After 2023’s “triple down” year, when all major working capital metrics deteriorated across corporate America, The Hackett Group’s latest findings present a mixed but revealing view of last year’s working capital performance.
According to Hackett’s 2025 U.S. Working Capital Survey, provided exclusively to CFO.com, aggregate days sales outstanding worsened for the second year in a row. However, beneath that trend, some industries made dramatic strides in collecting cash faster while others extended payment terms to support growth.
The report, which analyzed 2024 data from 1,000 of the largest nonfinancial public companies in the U.S., found that biotechnology, industrials and retail were among the fastest-paid sectors, with double-digit percentage reductions in DSO. On the other end, semiconductors, telecom equipment and other capital-intensive industries saw steep DSO increases as strategic customers negotiated longer payment terms.
Interest rates pushed finance to move faster
Hackett analysts called 2024 a “course correction” year, as companies worked to unwind the cash flow pressures of 2023. With interest rates still elevated last year (the federal funds rate hovered between 4.25% and 4.50%) many finance leaders likely had to grapple with the high costs of borrowing due to trapped capital.
“Cash flow optimization should be the top priority on the corporate agenda,” the report stated, noting that working capital performance rose to the top objective in Hackett’s executive survey, up from the seventh spot the previous year. Tightening collections became a competitive edge for CFOs whose companies were less reliant on a few powerful customers with the ability to demand extended terms.
Biotech firms improved DSO by 12%, the largest decline among all industries, driven by stronger order-to-cash discipline and reduced customer leniency. Industrials and retailers followed closely, with 11% and 9% DSO improvements, respectively. For retailers in particular, the gains reflected a return to fundamentals as pandemic-era volatility faded and high interest rates encouraged shorter terms.
At the heart of the AI infrastructure boom, the semiconductors and equipment sector saw its DSO rise by 17%, the steepest increase in more than a decade.
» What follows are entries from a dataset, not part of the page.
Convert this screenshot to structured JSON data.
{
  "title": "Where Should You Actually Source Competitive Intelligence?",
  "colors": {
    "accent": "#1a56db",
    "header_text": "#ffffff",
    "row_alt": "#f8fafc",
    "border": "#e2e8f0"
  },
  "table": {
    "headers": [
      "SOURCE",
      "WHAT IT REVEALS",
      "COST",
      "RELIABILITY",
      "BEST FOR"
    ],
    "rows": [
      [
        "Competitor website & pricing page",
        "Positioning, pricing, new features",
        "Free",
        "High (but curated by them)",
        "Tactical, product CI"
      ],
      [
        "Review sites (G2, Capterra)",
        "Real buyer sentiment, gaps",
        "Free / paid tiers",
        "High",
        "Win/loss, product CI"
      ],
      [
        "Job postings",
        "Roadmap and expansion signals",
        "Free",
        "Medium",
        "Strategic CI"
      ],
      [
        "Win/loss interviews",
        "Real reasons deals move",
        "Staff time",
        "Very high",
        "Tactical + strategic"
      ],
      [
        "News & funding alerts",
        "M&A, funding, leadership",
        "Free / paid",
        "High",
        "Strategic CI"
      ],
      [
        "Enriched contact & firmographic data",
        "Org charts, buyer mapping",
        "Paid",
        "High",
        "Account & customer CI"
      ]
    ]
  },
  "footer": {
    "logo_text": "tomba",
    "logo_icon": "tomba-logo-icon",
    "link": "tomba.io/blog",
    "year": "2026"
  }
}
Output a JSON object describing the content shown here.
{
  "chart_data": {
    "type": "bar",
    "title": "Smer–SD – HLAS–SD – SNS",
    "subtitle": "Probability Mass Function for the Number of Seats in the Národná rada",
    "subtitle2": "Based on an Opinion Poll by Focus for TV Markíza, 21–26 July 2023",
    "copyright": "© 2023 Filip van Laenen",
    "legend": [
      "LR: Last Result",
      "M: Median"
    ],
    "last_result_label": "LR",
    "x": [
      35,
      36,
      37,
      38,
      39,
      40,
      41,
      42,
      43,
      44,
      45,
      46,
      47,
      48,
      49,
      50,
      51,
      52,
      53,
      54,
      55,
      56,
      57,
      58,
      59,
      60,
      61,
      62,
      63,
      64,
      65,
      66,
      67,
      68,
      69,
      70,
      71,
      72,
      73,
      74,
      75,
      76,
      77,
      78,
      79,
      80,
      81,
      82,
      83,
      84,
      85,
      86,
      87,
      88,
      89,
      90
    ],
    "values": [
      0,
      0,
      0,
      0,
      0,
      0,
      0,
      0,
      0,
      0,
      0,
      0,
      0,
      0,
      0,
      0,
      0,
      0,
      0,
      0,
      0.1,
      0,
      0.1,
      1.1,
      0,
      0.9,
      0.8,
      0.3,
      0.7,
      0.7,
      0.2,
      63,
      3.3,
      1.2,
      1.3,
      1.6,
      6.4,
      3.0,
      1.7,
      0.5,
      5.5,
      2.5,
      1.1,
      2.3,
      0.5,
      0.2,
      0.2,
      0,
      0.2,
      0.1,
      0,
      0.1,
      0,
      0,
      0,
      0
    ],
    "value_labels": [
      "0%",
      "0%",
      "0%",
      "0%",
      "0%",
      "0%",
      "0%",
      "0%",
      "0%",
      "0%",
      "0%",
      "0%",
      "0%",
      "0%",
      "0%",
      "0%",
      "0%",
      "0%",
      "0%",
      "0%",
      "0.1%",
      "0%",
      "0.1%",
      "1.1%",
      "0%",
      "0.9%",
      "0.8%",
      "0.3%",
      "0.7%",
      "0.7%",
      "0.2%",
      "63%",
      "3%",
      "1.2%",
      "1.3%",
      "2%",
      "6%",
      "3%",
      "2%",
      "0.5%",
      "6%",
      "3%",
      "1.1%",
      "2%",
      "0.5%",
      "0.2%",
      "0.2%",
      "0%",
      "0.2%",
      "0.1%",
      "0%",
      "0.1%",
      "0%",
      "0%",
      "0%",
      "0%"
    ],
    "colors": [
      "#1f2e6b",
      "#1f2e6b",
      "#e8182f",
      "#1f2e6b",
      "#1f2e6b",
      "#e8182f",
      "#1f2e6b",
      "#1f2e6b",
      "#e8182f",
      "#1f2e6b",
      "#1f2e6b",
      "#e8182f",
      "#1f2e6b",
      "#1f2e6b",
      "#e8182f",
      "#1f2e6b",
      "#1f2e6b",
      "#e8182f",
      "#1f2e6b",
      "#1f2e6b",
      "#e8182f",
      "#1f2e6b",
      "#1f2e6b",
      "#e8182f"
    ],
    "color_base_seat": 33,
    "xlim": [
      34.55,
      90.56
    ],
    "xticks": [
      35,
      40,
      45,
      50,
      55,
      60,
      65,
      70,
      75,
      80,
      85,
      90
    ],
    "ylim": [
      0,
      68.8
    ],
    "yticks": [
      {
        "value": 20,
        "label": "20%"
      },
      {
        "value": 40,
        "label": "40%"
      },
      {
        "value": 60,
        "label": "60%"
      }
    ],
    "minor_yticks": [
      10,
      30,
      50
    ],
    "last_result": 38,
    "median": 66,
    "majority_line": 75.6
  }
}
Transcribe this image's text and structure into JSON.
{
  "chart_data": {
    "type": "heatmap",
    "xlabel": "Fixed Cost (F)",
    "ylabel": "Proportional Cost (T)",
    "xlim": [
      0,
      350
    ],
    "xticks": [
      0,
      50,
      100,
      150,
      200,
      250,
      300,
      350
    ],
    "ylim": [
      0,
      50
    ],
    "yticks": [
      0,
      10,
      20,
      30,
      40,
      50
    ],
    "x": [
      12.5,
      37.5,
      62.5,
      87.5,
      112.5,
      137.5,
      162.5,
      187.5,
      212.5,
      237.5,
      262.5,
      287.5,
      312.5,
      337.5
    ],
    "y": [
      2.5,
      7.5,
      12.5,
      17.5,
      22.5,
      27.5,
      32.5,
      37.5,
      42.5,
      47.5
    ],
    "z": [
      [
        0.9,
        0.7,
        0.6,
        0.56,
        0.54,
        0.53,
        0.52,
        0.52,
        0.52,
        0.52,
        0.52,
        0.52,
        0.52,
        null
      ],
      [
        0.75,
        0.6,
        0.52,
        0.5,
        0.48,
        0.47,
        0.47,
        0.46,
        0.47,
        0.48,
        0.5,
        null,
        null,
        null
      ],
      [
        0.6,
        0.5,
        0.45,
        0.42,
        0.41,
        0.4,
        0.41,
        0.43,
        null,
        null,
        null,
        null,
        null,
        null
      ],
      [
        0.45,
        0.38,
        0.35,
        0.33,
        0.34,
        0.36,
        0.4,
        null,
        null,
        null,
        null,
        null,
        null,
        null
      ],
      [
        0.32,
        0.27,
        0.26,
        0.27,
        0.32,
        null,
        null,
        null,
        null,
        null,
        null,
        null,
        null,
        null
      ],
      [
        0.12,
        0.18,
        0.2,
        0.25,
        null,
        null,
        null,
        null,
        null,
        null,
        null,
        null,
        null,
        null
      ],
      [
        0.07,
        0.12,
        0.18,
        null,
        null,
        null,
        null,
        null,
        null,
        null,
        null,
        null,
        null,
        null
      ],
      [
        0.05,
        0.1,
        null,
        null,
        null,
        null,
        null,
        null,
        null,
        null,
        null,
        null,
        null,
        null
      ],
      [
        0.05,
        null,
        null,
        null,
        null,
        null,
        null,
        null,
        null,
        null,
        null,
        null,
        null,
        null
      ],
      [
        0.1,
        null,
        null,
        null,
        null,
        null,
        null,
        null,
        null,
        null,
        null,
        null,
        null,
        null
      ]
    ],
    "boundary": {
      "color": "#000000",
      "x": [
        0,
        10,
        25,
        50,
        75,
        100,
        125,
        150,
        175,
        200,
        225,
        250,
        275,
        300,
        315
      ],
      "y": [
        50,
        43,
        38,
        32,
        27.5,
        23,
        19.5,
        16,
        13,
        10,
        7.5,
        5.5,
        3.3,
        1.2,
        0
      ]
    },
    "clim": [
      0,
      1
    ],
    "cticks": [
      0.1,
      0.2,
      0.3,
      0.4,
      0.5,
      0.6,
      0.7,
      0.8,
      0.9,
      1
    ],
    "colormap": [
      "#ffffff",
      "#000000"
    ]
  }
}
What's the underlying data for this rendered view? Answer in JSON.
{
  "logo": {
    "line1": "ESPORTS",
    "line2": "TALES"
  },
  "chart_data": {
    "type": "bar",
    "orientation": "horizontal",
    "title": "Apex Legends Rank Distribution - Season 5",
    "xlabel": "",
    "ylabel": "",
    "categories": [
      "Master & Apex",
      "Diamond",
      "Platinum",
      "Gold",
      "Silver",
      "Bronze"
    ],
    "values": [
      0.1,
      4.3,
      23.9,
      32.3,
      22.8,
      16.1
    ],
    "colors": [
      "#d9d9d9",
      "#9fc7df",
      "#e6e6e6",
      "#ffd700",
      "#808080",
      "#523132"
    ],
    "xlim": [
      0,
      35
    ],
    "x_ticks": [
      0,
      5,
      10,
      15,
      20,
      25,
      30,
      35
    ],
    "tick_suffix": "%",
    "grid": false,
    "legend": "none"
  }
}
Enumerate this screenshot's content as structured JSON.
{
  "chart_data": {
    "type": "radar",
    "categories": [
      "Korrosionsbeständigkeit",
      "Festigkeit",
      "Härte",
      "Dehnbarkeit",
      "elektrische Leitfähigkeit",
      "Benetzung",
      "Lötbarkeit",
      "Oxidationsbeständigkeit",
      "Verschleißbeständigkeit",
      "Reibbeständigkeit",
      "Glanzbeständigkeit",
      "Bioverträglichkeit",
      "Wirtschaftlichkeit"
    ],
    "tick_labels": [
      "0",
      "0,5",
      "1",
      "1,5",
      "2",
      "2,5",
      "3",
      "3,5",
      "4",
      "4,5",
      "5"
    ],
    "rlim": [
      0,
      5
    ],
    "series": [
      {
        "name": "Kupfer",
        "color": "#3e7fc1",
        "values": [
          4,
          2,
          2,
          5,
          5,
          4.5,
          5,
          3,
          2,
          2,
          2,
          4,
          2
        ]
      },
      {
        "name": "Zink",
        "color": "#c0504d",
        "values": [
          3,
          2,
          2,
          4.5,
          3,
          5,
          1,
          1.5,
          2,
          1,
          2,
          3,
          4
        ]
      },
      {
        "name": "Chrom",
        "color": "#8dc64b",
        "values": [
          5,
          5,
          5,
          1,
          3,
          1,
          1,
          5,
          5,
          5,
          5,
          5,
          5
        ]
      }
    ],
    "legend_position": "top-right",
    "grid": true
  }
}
That jump was not the result of weak collections, but rather a strategic tradeoff.
Chipmakers offered extended payment terms to large customers — often large hyperscalers or AI infrastructure buyers — in exchange for long-term supply agreements and capacity guarantees. While those deals fueled a 28% increase in revenue, they drove average collection time up to 57 days, the highest DSO deterioration seen by researchers in 13 years.
Why DSO strategy still matters, even for legacy industries
While high-growth sectors leaned on flexible terms to boost top-line performance, more traditional industries took mixed approaches to collections, often with mixed results.
The utilities sector saw DSO rise 3%, as commercial and industrial receivables increased. Even with strong EBITDA margins (36%), slower collections created added friction in the cash cycle. Similarly, computer hardware and peripherals posted a 6% DSO increase, reflecting inventory buildup tied to AI demand and precautionary stocking ahead of possible tariffs.
Some legacy industries bucked the trend. Pharmaceuticals reduced DSO by 5%, from 74 to 70 days, supported by stronger product demand and factoring programs. Textiles, apparel and footwear improved by 2%, aided by full-price sales and improved forecasting.
These changes matter. Hackett estimates that accounts receivable now represent 35% of total excess working capital — the single largest source of trapped cash. The total working capital opportunity across receivables, inventory and payables stands at $1.7 trillion. With the cost of debt still high, improving DSO can mean the difference between self-funded growth or borrowing at a premium.
CFOs that failed to manage receivables effectively in 2024 likely faced slower cash inflows or higher interest expenses. Those that moved quickly gained liquidity, flexibility and margin resilience. Per the Hackett data, as uncertainty continues, getting paid faster is more than just an efficiency metric. It’s a reflection of leverage, discipline and resilience.